The plaintiff and the defendant have moved, jointly, to decertify the class previously certified by the court in this Fair Debt Collection Practices Act ("FDCPA") case. For the reasons below, the motion is granted.

This action involves a form letter sent by the defendant to the plaintiff and some 140,000 other people in an effort to collect debts allegedly owed by them. Upon cross-motions for summary judgment before the matter was reassigned to me, Judge Irizarry found that the letter contained a threat and a false representation, each of which constituted a violation of the FDCPA. Judge Irizarry therefore granted the plaintiff's motion and denied the defendant's cross-motion on the issue of liability. At the same time, Judge Irizarry granted the plaintiff's motion for class certification, finding that the four prerequisites for certification set forth in Rule 23(a) had been satisfied, and that certification was permitted under Rule 23(b)(3). See Mem. & Order, Sept. 25, 2007. The financial ramifications of certification -- which is the principal consideration upon which this decertification motion rests -- were not presented to Judge Irizarry, and therefore were not considered by her.

Following certification, counsel for the parties learned that funds available for recovery by the class were extremely limited. Under the FDCPA, damages in a class action are limited to (i) such amount for each named plaintiff as could be recovered under subparagraph (A), and (ii) such amount as the court may allow for all other class members, without regard to a minimum individual recovery, not to exceed the lesser of $500,000 or 1 per centum of the net worth of the debt collector.

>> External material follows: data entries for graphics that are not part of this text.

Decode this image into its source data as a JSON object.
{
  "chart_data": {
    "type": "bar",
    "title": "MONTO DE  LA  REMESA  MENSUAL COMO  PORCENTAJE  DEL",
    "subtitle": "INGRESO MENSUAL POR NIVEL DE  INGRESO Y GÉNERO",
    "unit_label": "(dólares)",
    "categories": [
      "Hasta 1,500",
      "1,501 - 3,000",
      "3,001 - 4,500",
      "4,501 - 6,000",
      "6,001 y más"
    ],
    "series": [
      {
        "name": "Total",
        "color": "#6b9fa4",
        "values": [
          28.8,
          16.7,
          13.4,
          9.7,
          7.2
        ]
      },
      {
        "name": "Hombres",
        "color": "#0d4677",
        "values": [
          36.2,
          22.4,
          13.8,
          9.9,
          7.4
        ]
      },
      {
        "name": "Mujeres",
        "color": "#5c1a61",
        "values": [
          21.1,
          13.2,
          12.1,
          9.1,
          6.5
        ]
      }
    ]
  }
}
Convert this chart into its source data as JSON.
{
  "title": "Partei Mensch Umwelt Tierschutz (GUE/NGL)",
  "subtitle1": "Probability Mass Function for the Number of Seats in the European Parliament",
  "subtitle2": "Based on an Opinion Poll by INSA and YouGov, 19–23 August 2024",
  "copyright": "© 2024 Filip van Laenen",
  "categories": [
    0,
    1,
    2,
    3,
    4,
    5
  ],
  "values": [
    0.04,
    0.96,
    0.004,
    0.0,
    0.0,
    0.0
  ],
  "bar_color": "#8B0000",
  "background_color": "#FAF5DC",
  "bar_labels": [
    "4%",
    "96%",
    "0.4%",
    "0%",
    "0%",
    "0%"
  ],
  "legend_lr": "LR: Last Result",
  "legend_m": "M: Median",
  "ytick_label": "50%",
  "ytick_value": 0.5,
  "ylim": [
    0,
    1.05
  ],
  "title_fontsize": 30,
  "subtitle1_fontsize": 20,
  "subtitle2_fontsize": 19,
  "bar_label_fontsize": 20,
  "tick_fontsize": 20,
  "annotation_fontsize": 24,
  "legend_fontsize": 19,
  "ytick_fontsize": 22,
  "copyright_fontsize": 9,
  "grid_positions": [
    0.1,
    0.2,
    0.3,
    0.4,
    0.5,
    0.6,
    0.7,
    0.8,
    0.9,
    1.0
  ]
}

15 U.S.C. § 1692k(a)(2)(B). The net worth of the defendant here, as established by an audited financial statement, totals just over $5,000.*fn1 Thus, the amount available for distribution to the class is slightly more than $50. With over 20,000 class members in New York alone, and some 140,000 class members nationwide, the distribution would amount to an undistributable amount far less than 1ó per class member. By contrast, the cost of mailing notice might well exceed $100,000 if mailed to all 140,000 class members nationwide.

A number of courts have recognized that a de minimis recovery serves as grounds for denying certification at the outset, or for decertifying a class once certification has occurred.

See, e.g., Leyse v. Corporate Collection Serivces, Inc., No. 03 Civ. 8491, 2006 WL 2708451, *9 at n.5 (S.D.N.Y. Sept. 18, 2006); Jones v. CBE Group, Inc., 215 F.R.D. 558, 570 (D. Minn. 2003); Gradisher v. Check Enforcement Unit, Inc., 209 F.R.D. 392, 393 (W.D. Mich. 2002); Daenzer v. Wayland Ford, Inc., 210 F.R.D. 202, 205 (W.D. Mich. 2002); Lyles v. Rosenfeld Attorney Network, No. 199CV322-D-A, 2000 WL 798824, *7 (N.D. Miss. May 17, 2000). Here, where there is literally no way to distribute any recovery to the class, the court can no longer maintain a finding that this class action "is superior to other available methods for fairly and efficiently adjudicating the controversy." Fed. R. Civ. P. 23(b)(3).

Accordingly, for the foregoing reasons, the joint motion for decertification must be, and it hereby is, GRANTED.